The Help Desk person asked me if I had been re-booked back in The Old City, seeming confused when I replied in the negative.
"Why not?" she said. "There are seats on the next flight."
My day was improving.
"You're my favorite girlfriend today," I said. "Just don't tell my wife," who wouldn't have cared, frankly.
"OK," she smiled. "If you don't tell my husband."
Because the plane was full I actually got seated in an exit aisle, with the big, comfy legroom so enjoyable to tall, skinny hipster dufuses like me. A few rows behind me I spotted the line jumpers, jammed into their puny coach seats. Obviously the airline filled all of the standard cost seats before placing the last stragglers in the premium seats. Ha ha ha. Take that, line jumpers.

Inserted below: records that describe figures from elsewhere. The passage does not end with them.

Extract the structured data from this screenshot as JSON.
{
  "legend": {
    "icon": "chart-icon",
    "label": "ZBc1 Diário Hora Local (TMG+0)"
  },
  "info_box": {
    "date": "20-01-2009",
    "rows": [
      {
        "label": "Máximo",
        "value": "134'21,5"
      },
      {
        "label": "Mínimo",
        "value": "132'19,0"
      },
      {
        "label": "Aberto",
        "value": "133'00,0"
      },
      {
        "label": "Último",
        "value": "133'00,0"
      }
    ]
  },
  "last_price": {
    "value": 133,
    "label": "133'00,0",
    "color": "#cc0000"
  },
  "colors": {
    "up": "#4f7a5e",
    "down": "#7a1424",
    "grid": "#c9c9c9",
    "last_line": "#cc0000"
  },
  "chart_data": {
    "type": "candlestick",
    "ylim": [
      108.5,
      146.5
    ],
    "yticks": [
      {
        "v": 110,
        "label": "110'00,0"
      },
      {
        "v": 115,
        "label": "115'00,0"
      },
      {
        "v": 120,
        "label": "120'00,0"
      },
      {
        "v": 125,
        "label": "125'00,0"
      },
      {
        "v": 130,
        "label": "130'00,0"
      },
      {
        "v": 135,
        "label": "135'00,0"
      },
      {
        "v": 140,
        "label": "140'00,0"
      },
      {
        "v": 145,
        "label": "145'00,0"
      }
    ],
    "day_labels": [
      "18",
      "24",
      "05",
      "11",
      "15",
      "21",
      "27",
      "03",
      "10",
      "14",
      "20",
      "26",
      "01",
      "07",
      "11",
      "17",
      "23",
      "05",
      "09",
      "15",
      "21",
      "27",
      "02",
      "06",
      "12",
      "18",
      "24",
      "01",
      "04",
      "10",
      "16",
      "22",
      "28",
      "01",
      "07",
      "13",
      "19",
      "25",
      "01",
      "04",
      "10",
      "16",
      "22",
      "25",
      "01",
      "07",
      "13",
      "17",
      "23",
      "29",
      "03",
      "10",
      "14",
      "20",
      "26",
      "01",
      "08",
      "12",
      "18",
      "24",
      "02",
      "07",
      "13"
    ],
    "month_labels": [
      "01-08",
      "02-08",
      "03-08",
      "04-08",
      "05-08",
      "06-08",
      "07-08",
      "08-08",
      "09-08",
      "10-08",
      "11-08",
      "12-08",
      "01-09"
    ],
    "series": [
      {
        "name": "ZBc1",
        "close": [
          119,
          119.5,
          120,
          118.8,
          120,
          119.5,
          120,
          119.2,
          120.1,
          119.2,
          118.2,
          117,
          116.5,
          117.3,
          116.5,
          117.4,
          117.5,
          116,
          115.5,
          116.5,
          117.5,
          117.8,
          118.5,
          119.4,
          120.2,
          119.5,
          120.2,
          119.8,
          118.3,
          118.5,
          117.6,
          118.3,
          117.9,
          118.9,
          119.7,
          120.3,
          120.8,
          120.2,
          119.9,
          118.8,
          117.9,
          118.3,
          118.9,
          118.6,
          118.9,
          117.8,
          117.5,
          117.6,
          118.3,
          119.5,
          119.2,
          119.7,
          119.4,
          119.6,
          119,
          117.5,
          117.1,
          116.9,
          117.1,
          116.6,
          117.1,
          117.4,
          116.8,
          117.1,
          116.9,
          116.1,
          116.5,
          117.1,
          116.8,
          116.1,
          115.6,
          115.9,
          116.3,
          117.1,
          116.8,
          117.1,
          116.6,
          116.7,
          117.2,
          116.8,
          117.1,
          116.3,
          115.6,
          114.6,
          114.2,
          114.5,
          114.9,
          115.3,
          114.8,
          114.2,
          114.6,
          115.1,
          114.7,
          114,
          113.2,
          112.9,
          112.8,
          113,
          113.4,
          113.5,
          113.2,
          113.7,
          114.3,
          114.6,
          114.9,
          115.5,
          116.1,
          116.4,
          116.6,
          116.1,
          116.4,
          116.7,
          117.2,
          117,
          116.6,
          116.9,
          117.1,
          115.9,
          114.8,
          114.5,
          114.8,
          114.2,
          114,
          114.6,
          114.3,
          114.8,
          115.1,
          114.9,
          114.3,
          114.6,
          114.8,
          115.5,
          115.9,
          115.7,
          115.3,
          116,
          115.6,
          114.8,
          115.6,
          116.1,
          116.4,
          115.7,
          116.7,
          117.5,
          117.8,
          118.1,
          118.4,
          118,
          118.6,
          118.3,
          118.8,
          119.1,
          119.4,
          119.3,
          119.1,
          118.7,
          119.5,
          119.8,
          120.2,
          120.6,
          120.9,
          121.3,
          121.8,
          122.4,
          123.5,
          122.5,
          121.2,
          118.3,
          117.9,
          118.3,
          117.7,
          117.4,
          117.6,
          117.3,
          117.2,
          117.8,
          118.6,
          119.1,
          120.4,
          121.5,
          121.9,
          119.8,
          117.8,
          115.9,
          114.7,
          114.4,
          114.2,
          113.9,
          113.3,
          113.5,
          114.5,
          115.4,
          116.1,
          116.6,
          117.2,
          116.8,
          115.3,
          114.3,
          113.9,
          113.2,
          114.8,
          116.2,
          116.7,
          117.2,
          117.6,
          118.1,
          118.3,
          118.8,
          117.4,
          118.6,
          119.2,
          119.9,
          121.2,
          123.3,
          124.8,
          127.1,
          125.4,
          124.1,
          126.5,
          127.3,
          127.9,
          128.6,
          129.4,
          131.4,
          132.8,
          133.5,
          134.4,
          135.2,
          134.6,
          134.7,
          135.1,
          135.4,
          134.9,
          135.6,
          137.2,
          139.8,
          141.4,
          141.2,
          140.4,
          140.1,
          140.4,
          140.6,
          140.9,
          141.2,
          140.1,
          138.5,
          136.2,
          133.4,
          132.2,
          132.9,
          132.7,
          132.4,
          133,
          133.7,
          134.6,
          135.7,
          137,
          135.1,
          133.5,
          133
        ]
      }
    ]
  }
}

It gets better. Once I arrived in Vacation City I got off the plane and peed and washed my face and made my way down to the Ground Transportation area. The shuttle service I use leaves at specific times and my original flight had me waiting about two hours for a ride home. Because my flight, as you may recall, was delayed two hours I walked right outside as the van was pulling up.
"You're my favorite girlfriend today," I said to the driver. It was all I could come up with. In my experience women enjoy being flattered by men who pose absolutely no risk.
So . . . I get home at exactly the same time as I had planned. Exactly.
Someday I'll learn something about staying out of everything.